Die Stunde der Wahrheit
Wie tief kann Donald Trump eigentlich noch sinken? In einem beispiellosen Vorgang drängt der amtierende US-Präsident den Leiter der Wahlaufsicht im Bundesstaat Georgia, das Ergebnis der Präsidentschaftswahl zu seinen Gunsten zu manipulieren. Joe Biden hatte dort im vergangenen November mit einem hauchdünnen Vorsprung gewonnen. „Ich will 11 780 Stimmen finden“, verlangt Trump unverblümt in einem Telefonmitschnitt und droht dabei Brad Raffensperger, Staatssekretär in Georgia, mit Konsequenzen. Einmal mehr belegen die Aufnahmen Trumps Unverfrorenheit und Skrupellosigkeit im Umgang mit Macht, obwohl auch ein Sieg in Georgia nichts am Wahlergebnis ändern würde.
Da das Wort „verlieren“im Wortschatz von Donald Trump aber nicht vorhanden ist, bleibt ihm nichts anderes übrig als nach jedem noch so beliebigen und ausweglosen Strohhalm zu greifen, um die unabwendbare Niederlage doch noch abzuwenden. Dabei könnte dieser offenkundige und brutale Machtmissbrauch noch ein juristisches Nachspiel für Trump haben und eine erneute Kandidatur in vier Jahren verhindern.
Dass mittlerweile sowohl Freund als auch Feind ihm am Ende seiner Amtszeit alles zutrauen, zeigt ein am Montag in der „Washington Post“veröffentlichter Aufruf von zehn ehemaligen Verteidigungsministern – darunter selbst hartgesottene Konservative wie Donald Rumsfeld. Darin fordern sie das US-Militär dazu auf, sich nicht an möglichen Versuchen von Trump zu beteiligen, die Amtsübergabe an Joe Biden zu behindern.
Doch – und das ist die gute Nachricht – die amerikanische Demokratie hat den ultimativen Stresstest namens Donald Trump bisher erfolgreich bestanden. Zur Erinnerung: Keine einzige von Trumps zahlreichen – zum vermeintlichen Wahlbetrug – angestrengten Klagen hatte vor Gericht Bestand. Denn die Justiz ist nicht dem politischen Willen des ersten Mannes im Staat unterworfen, sondern fällt eigenständige Entscheidungen.
Und auch die Wahlleiter in den einzelnen Bundesstaaten haben sich – unabhängig von der Parteizugehörigkeit – gegen den politischen Druck aus dem Weißen Haus zur Wehr gesetzt, wie eben der Republikaner Brad Raffensperger, der den von Trump im Telefonat geäußerten Drohungen trotzt. Zahlreiche Beispiele aus dem ganzen Land belegen, dass den lokalen Mandatsträgern die Beachtung der demokratischen Spielregeln wichtiger ist als das Wohl eines Einzelnen.

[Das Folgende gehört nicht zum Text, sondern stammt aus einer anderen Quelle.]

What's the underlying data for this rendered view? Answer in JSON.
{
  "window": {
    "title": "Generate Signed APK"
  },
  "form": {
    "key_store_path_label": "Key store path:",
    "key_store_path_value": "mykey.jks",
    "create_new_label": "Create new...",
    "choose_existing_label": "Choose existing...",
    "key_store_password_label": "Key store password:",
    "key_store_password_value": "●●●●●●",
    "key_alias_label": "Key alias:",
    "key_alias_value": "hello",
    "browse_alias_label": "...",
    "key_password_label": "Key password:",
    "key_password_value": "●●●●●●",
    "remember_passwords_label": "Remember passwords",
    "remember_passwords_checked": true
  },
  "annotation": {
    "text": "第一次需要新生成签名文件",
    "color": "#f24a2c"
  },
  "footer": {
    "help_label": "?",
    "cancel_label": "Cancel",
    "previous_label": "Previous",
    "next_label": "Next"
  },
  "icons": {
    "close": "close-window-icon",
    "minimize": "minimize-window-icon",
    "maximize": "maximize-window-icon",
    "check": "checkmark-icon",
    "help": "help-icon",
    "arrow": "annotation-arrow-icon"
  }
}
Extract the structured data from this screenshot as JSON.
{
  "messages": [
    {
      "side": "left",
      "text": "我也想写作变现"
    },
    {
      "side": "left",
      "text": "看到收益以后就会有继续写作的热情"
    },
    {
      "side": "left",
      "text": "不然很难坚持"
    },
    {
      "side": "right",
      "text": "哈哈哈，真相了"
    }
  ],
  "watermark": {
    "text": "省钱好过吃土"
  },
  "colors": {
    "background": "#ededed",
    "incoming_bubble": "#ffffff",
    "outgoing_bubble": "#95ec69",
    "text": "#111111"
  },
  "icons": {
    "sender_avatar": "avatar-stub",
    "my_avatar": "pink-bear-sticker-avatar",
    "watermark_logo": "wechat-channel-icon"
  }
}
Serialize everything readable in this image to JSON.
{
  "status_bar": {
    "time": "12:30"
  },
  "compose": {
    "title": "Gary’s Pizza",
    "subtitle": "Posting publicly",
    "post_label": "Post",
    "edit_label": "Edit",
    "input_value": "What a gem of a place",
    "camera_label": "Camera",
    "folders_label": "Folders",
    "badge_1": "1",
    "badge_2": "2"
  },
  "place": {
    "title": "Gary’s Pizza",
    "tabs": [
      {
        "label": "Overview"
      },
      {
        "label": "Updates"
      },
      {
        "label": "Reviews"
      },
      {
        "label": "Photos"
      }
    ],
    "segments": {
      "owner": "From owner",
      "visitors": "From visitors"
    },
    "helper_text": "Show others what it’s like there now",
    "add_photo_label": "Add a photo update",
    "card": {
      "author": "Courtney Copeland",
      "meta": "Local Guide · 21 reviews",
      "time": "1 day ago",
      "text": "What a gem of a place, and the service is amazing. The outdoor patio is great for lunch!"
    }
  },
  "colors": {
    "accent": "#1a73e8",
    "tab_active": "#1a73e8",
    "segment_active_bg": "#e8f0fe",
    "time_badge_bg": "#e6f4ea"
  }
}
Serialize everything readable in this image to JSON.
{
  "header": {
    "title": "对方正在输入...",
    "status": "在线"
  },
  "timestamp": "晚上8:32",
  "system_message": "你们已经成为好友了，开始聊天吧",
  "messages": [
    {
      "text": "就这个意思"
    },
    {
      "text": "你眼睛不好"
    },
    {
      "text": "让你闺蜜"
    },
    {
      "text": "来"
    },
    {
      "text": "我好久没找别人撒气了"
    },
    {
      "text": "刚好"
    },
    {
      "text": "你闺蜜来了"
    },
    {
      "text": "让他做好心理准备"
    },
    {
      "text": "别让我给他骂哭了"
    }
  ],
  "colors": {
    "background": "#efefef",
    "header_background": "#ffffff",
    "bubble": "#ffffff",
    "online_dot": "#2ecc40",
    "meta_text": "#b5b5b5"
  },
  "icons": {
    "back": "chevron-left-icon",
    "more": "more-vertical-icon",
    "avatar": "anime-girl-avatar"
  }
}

Ihre beispielhafte Standfestigkeit sollte jenen speichelleckenden, republikanischen Kongressmitgliedern ein Vorbild sein, die sich trotz Trumps Gebaren opportunistisch hinter ihn stellen und dem abgewählten Präsidenten noch immer eine Bühne zur medialen Inszenierung bieten. Jeder einzelne republikanische Amtsträger – ob Senator oder Abgeordnete – muss sich nun entscheiden, ob er weiter nur willfähriger Gehilfe eines Mannes sein will, der zum eigenen Nutzen an den Grundpfeilern der ältesten Demokratie der Welt sägt oder ob er – unter Joe Biden – aktiv zur Heilung der politischen Kultur in den USA beitragen will.
Jeder einzelne republikanische Amtsträger muss sich nun entscheiden.